Côté interprétation, Benjamin Christensen domine le film. Il joue avec une économie d'effets qui tranche avec l'habitude de l'époque. Sa sobriété n'en rend pas moins son personnage bouleversant (au contraire, pourrait-on dire). La plus belle scène est sans doute celle où il présente son dernier chef-d'œuvre, un tableau illustrant l'histoire de Job (photo), à la duchesse-veuve de Monthieu, qui observe, à propos de sa composition : Das ist ein Mensch der alles verloren hat (c'est un homme qui a tout perdu). Pour mémoire, Christensen est l'auteur du célèbre Häxan (La sorcellerie à travers les âges), récemment sorti en DVD.

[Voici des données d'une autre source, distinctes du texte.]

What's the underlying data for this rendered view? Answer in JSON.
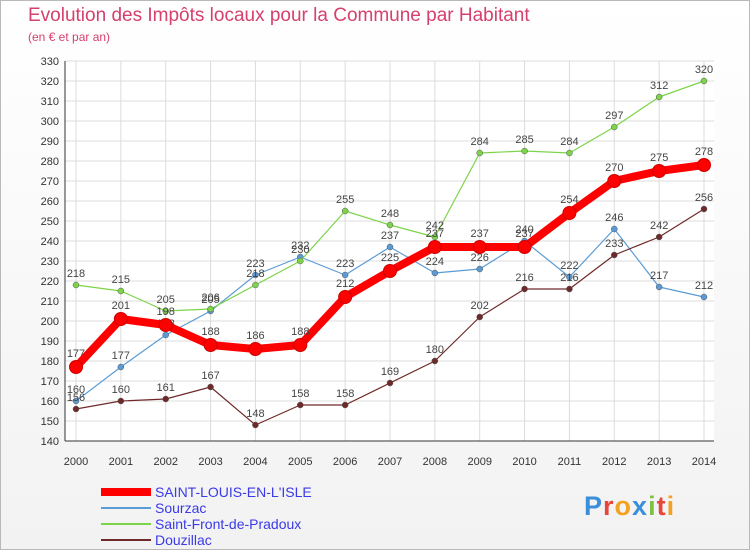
{
  "chart_data": {
    "type": "line",
    "title": "Evolution des Impôts locaux pour la Commune par Habitant",
    "subtitle": "(en € et par an)",
    "xlabel": "",
    "ylabel": "",
    "ylim": [
      140,
      330
    ],
    "ytick_step": 10,
    "grid": true,
    "x": [
      2000,
      2001,
      2002,
      2003,
      2004,
      2005,
      2006,
      2007,
      2008,
      2009,
      2010,
      2011,
      2012,
      2013,
      2014
    ],
    "series": [
      {
        "name": "SAINT-LOUIS-EN-L'ISLE",
        "color": "#ff0000",
        "emphasis": true,
        "values": [
          177,
          201,
          198,
          188,
          186,
          188,
          212,
          225,
          237,
          237,
          237,
          254,
          270,
          275,
          278
        ]
      },
      {
        "name": "Sourzac",
        "color": "#5b9bd5",
        "values": [
          160,
          177,
          193,
          205,
          223,
          232,
          223,
          237,
          224,
          226,
          240,
          222,
          246,
          217,
          212
        ]
      },
      {
        "name": "Saint-Front-de-Pradoux",
        "color": "#7dd44a",
        "values": [
          218,
          215,
          205,
          206,
          218,
          230,
          255,
          248,
          242,
          284,
          285,
          284,
          297,
          312,
          320
        ]
      },
      {
        "name": "Douzillac",
        "color": "#6e2a2a",
        "values": [
          156,
          160,
          161,
          167,
          148,
          158,
          158,
          169,
          180,
          202,
          216,
          216,
          233,
          242,
          256
        ]
      }
    ],
    "legend_position": "bottom-left"
  },
  "brand": {
    "letters": [
      "P",
      "r",
      "o",
      "x",
      "i",
      "t",
      "i"
    ],
    "colors": [
      "#3b8fd9",
      "#e8463b",
      "#f2a323",
      "#3b8fd9",
      "#7dc142",
      "#e8463b",
      "#f2a323"
    ]
  }
}
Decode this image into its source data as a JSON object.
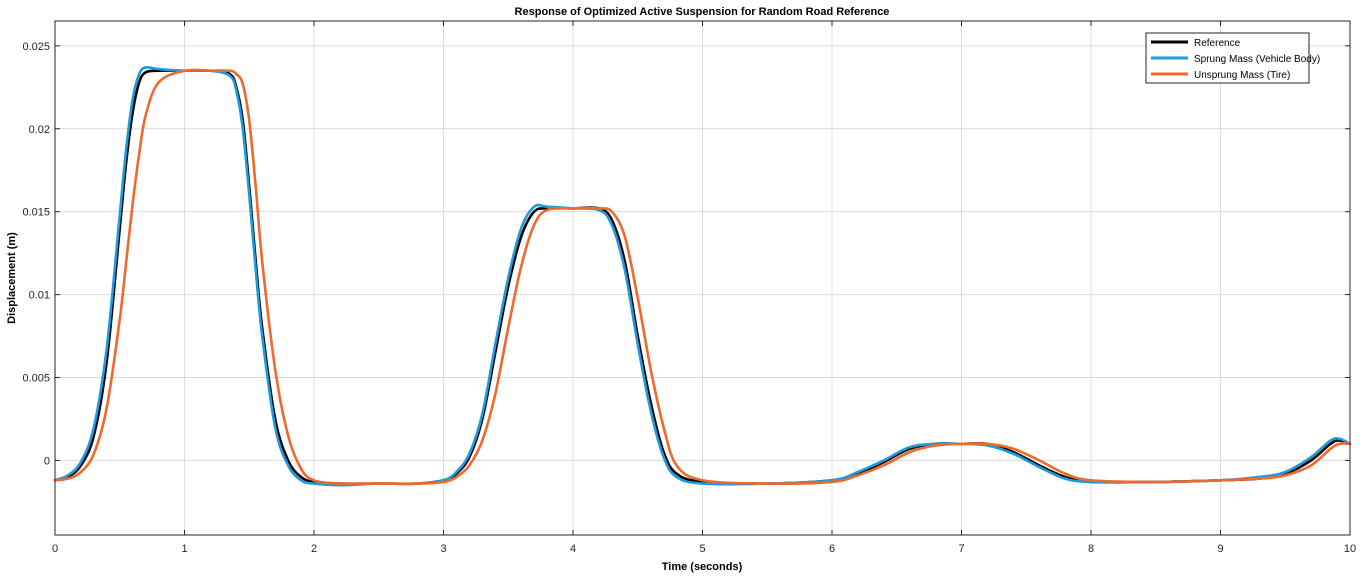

A ses côtés, Walter Slezak, dont c'est ici la deuxième apparition à l'écran (il débuta en 1922 dans Sodom und Gomorrha de Michael Curtiz, qui s'appelait alors encore Mihály Kertész), fait un peu pâle figure en jeune premier trop éthéré (photo). On a du mal à croire que c'est le même acteur qui interpréta, vingt ans plus tard, le sous-marinier nazi manipulateur de Lifeboat, d'Alfred Hitchcock. Plus intéressante est la composition de Robert Garrison, qui incarne Charles Switt (photo), l'ami fidèle de Zoret. A noter également que Karl Freund apparaît lui aussi devant la caméra, dans le rôle du marchand d'art LeBlanc (photo). On relèvera enfin la présence au générique de Nora Gregor (Christine de la Cheyniest dans La règle du jeu de Renoir), une héroïne fort peu dreyerienne (photo).
Michael est donc une nouvelle merveille du cinéaste danois (même si elle est, a bien des égards, atypique), sur un sujet plutôt audacieux pour l'époque. On peut le découvrir en DVD, grâce à une édition MK2 de grande qualité (encore un travail de restauration superbe de la Fondation Murnau), avec, en complément, une analyse d'une quinzaine de minutes de Patrick Zeyen (La mort du père).